The problem: suppose 406 dice are rolled. Find the probability of getting exactly 100 5s.
Binomial definitely applies, since there is a fixed number of trials (406 dice) and there are two distinct outcomes (rolling a 5 = success, not rolling a 5 = failure). Let $X$ be the number of 5s showing, then we are approximating $P(X = 100)$.
First, $n \cdot p \approx 67.7 \geq 5$ and $n \cdot q \approx 338.3 \geq 5$, so it looks like normal can be used. Also, $\mu = n \cdot p \approx 67.5$ and $\sigma = \sqrt{n \cdot p \cdot q} \approx 7.5$, furthermore the random variable $X$ (number of 5s showing) can by made continuous by writing it as an interval: $99.5 < X < 100.5$
Now set up the problem and use tables:
$P(X = 100) \approx P(99.5 < X < 100.5) = P(4.26 < z < 4.4) = 1 - 1 = 0$
Getting exactly 100 5s is a very unlikely event, so this makes sense to me, but the class notes uploaded by our teacher show a different answer (0.00715).

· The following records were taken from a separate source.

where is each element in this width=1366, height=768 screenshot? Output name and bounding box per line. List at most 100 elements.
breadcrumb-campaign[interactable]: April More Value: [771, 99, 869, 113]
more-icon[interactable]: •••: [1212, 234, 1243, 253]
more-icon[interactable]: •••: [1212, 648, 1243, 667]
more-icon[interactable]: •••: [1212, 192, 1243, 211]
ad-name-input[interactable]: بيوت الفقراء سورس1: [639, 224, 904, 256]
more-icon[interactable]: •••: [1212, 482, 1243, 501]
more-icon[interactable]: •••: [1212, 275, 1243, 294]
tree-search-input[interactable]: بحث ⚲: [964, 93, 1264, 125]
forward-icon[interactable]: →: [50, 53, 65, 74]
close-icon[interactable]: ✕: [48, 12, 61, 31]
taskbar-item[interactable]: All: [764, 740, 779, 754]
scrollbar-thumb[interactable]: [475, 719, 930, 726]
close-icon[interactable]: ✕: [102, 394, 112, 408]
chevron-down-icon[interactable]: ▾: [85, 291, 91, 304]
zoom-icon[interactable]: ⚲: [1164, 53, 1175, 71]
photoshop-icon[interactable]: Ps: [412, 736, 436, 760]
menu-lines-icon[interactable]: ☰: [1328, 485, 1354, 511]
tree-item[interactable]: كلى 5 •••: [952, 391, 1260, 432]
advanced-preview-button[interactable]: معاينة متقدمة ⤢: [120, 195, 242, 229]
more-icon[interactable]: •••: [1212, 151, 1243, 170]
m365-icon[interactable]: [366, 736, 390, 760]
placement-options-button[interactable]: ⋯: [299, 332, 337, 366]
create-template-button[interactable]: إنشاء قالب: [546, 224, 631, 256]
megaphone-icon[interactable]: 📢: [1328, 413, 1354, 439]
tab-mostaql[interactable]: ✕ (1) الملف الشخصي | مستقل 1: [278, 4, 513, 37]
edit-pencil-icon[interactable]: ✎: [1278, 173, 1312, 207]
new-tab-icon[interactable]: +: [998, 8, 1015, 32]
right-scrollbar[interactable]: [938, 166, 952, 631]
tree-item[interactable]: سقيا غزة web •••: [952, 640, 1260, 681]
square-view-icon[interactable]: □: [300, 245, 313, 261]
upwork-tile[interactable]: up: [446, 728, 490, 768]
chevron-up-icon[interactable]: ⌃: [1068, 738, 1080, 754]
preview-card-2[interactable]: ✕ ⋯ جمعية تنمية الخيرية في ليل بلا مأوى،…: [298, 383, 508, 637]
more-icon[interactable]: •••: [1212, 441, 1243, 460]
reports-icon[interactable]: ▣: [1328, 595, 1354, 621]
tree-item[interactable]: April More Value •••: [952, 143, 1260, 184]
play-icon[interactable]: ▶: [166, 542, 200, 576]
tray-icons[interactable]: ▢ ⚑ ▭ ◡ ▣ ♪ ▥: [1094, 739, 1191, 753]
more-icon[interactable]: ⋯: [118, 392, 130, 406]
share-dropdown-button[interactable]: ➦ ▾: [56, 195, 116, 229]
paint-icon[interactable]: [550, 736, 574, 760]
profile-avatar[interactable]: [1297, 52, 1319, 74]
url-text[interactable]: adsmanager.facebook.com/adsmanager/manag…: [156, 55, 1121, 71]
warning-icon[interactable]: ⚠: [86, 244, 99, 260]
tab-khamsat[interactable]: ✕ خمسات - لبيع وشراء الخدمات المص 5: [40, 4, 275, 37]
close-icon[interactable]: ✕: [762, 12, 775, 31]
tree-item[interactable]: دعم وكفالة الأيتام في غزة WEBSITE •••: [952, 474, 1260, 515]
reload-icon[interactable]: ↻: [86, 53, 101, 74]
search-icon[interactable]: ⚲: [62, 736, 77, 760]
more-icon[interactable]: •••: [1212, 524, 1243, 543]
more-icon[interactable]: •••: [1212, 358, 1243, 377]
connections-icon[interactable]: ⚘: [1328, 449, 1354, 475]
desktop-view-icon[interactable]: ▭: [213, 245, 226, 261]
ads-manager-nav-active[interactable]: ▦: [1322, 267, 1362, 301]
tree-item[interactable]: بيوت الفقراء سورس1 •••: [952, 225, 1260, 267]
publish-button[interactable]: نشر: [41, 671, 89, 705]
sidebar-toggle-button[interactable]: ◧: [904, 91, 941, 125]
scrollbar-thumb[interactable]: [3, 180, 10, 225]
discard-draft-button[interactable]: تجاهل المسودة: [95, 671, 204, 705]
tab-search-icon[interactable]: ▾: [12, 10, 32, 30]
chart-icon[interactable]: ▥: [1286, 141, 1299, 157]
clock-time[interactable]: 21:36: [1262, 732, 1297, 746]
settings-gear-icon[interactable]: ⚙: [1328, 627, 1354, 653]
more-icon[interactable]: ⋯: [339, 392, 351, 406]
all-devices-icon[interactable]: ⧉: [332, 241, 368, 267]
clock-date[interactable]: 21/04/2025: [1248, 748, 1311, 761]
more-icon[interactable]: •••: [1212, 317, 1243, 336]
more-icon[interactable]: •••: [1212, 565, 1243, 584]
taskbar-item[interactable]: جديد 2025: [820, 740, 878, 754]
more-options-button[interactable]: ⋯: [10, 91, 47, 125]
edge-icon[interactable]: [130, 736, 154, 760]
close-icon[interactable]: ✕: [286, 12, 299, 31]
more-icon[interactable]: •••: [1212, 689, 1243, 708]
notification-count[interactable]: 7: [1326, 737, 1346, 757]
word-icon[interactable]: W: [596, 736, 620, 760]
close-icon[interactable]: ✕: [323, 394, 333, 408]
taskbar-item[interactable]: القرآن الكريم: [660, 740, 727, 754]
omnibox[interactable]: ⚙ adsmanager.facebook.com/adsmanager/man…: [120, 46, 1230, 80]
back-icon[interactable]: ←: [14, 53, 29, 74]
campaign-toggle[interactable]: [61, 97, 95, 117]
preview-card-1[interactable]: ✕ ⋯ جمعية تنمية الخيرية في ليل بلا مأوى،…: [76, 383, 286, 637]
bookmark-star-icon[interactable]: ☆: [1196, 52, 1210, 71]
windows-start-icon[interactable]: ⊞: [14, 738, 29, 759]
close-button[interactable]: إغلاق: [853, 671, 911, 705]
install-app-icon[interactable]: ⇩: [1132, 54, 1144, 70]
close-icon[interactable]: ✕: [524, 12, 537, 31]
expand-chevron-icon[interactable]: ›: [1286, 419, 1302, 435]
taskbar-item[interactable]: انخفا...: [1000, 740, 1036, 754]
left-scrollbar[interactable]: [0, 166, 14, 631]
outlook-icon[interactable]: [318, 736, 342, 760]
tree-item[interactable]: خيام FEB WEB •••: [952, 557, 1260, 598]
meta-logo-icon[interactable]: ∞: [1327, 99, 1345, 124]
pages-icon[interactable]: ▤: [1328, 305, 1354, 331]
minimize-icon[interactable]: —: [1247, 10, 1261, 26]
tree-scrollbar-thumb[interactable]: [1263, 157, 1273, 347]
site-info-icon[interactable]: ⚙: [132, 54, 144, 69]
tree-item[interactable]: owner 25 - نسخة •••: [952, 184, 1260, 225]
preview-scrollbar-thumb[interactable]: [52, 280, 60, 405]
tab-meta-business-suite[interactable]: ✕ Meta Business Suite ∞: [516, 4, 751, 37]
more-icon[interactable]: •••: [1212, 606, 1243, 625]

Although the probability you get from the normal distribution is very small, it isn't zero: $$P(4.26 < z < 4.4) \approx 5\times10^{-6}$$ That said, the probability can also be calculated exactly from the binomial distribution: $$ P(100) = \binom{406}{100}\frac{5^{306}}{6^{406}}\approx 11 \times 10^{-6} $$ which can be estimated from Stirling's approximation $n!\approx (n/e)^n\sqrt{2\pi n}$ and a good log table. The normal approximation gets the right order of magnitude, but it's still a factor of 2 off.
What I'm not sure of is where the value $0.00715$ comes from. Are you sure you're looking at the right answer?